War der Vorgänger King Of Limbs leider nur ein halbgares Werk,
welches zwar hier und da starke Momente hatte, es aber am gewohnten
Gesamtkonzept gefehlt hat, ist A Moon Shaped Pool wesentlich
konturenreicher. Es ist viel durchdacher arrangiert. Elemente, wie
Streicher werden zwar häufig, aber an den richtigen Stellen
eingesetzt. Darüber hinaus gehen Radiohead wieder an das klassische
Songwriting zurück. Während auf King Of Limbs viele Songs eher wie
Mantren und elektronische Experimente gewirkt haben, geht es der Band
hier wieder mehr um die Aussage.
Thematisch geht es in den Texten um klassische Radioheadthemen. Es wird dystopische Gesellschaftskritik geübt. „You really messed up eveything“ singt Thom Yorke in Ful Stop, dabei hat er vielleicht im Kopf, wie der Mensch mit seiner Umwelt umgeht. Oder auch die Single Burn The Witch spricht in einem Europa, dass immer weiter nach rechts rückt eine deutliche Sprache und klagt die Lynch-Mob Stimmung an, wie sie von rechtspopulisitschen Parteien wie UKIP, Front National oder der Alternative für Deutschland angeheizt wird. Aber auch persönliche Themen finden auf A Moon Shaped Pool ihren Platz. So hat sich z. B. Thom Yorke nach 20 Jahren von seiner Freundin Rachel Owen getrennt. Auch wenn die Trennung freundschaftlich war, ist die Erfahrung dennoch erschütternd. In Songs, wie Daydreaming trauert Yorke mit den Rückwärts abgespielten Zeilen „Half of my Life“, „I found my love“ einer vergangenen Liebschaft nach.
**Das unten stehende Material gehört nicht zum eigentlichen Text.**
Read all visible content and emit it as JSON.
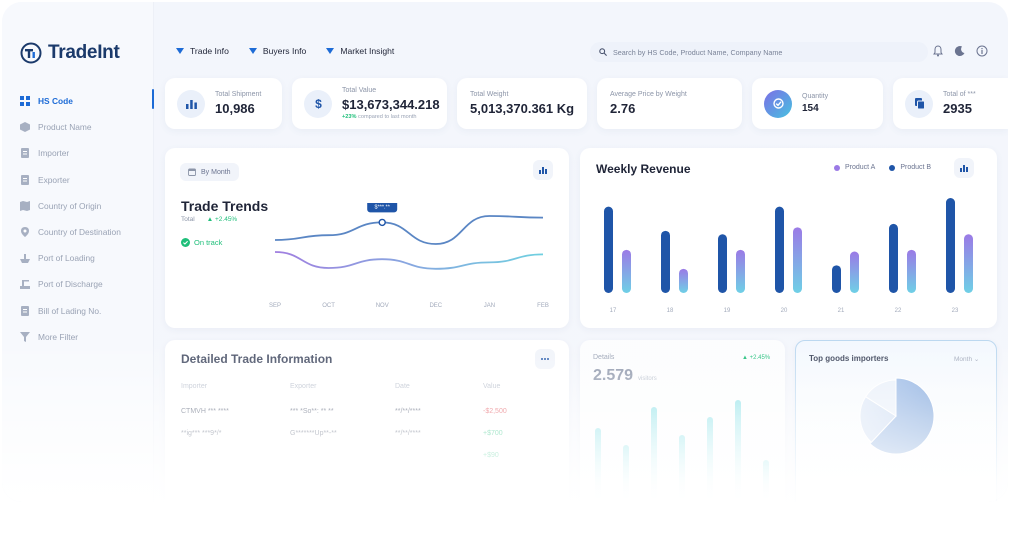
{
  "brand": {
    "name": "TradeInt"
  },
  "sidebar": {
    "items": [
      {
        "label": "HS Code",
        "icon": "grid-icon",
        "active": true
      },
      {
        "label": "Product Name",
        "icon": "cube-icon"
      },
      {
        "label": "Importer",
        "icon": "import-icon"
      },
      {
        "label": "Exporter",
        "icon": "export-icon"
      },
      {
        "label": "Country of Origin",
        "icon": "map-icon"
      },
      {
        "label": "Country of Destination",
        "icon": "pin-icon"
      },
      {
        "label": "Port of Loading",
        "icon": "ship-icon"
      },
      {
        "label": "Port of Discharge",
        "icon": "dock-icon"
      },
      {
        "label": "Bill of Lading No.",
        "icon": "document-icon"
      },
      {
        "label": "More Filter",
        "icon": "filter-icon"
      }
    ]
  },
  "topnav": {
    "items": [
      "Trade Info",
      "Buyers Info",
      "Market Insight"
    ]
  },
  "search": {
    "placeholder": "Search by HS Code, Product Name, Company Name"
  },
  "stats": [
    {
      "label": "Total Shipment",
      "value": "10,986",
      "icon": "bar-chart-icon"
    },
    {
      "label": "Total Value",
      "value": "$13,673,344.218",
      "change": "+23%",
      "change_note": "compared to last month",
      "icon": "dollar-icon"
    },
    {
      "label": "Total Weight",
      "value": "5,013,370.361 Kg"
    },
    {
      "label": "Average Price by Weight",
      "value": "2.76"
    },
    {
      "label": "Quantity",
      "value": "154",
      "icon": "quantity-icon"
    },
    {
      "label": "Total of ***",
      "value": "2935",
      "icon": "copy-icon"
    }
  ],
  "trends": {
    "filter": "By Month",
    "title": "Trade Trends",
    "total_label": "Total",
    "total_change": "+2.45%",
    "status": "On track",
    "tooltip": "$***.**",
    "x_labels": [
      "SEP",
      "OCT",
      "NOV",
      "DEC",
      "JAN",
      "FEB"
    ],
    "colors": {
      "series_a": "#5a86c4",
      "series_b": "#a07ee0",
      "series_c": "#6fd0e0"
    }
  },
  "weekly": {
    "title": "Weekly Revenue",
    "legend": [
      "Product A",
      "Product B"
    ],
    "colors": {
      "product_a": "#1f55a8",
      "product_b": "#9b7ae6"
    }
  },
  "chart_data": [
    {
      "type": "bar",
      "title": "Weekly Revenue",
      "categories": [
        "17",
        "18",
        "19",
        "20",
        "21",
        "22",
        "23"
      ],
      "series": [
        {
          "name": "Product B",
          "values": [
            100,
            72,
            68,
            100,
            32,
            80,
            110
          ]
        },
        {
          "name": "Product A",
          "values": [
            50,
            28,
            50,
            76,
            48,
            50,
            68
          ]
        }
      ],
      "ylim": [
        0,
        110
      ],
      "grid": false,
      "legend": "top-right"
    },
    {
      "type": "line",
      "title": "Trade Trends",
      "x": [
        "SEP",
        "OCT",
        "NOV",
        "DEC",
        "JAN",
        "FEB"
      ],
      "series": [
        {
          "values": [
            60,
            66,
            82,
            55,
            90,
            88
          ]
        },
        {
          "values": [
            45,
            25,
            36,
            24,
            32,
            42
          ]
        }
      ],
      "ylim": [
        0,
        100
      ]
    },
    {
      "type": "pie",
      "title": "Top goods importers",
      "values": [
        62,
        22,
        16
      ]
    }
  ],
  "table": {
    "title": "Detailed Trade Information",
    "headers": [
      "Importer",
      "Exporter",
      "Date",
      "Value"
    ],
    "rows": [
      [
        "CTMVH *** ****",
        "*** *So**: ** **",
        "**/**/****",
        "-$2,500"
      ],
      [
        "**ig*** ***9*/*",
        "G*******Up**-**",
        "**/**/****",
        "+$700"
      ],
      [
        "",
        "",
        "",
        "+$90"
      ]
    ]
  },
  "details": {
    "title": "Details",
    "change": "+2.45%",
    "value": "2.579",
    "unit": "visitors"
  },
  "importers": {
    "title": "Top goods importers",
    "filter": "Month"
  }
}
Alles in allem haben Radiohead wieder ein sehr aussagekräftiges und brilliant durchdachtes Album geschaffen, dass an die besten Platten der Band, wie OK Computer, Kid A oder In Rainbows anknüpfen kann. Man kann es drehen und wenden, wie man möchte. Radiohead gehören immer noch zu den einfallsreichsten Bands unserer Tage und zeigen, dass noch viel in ihnen steckt.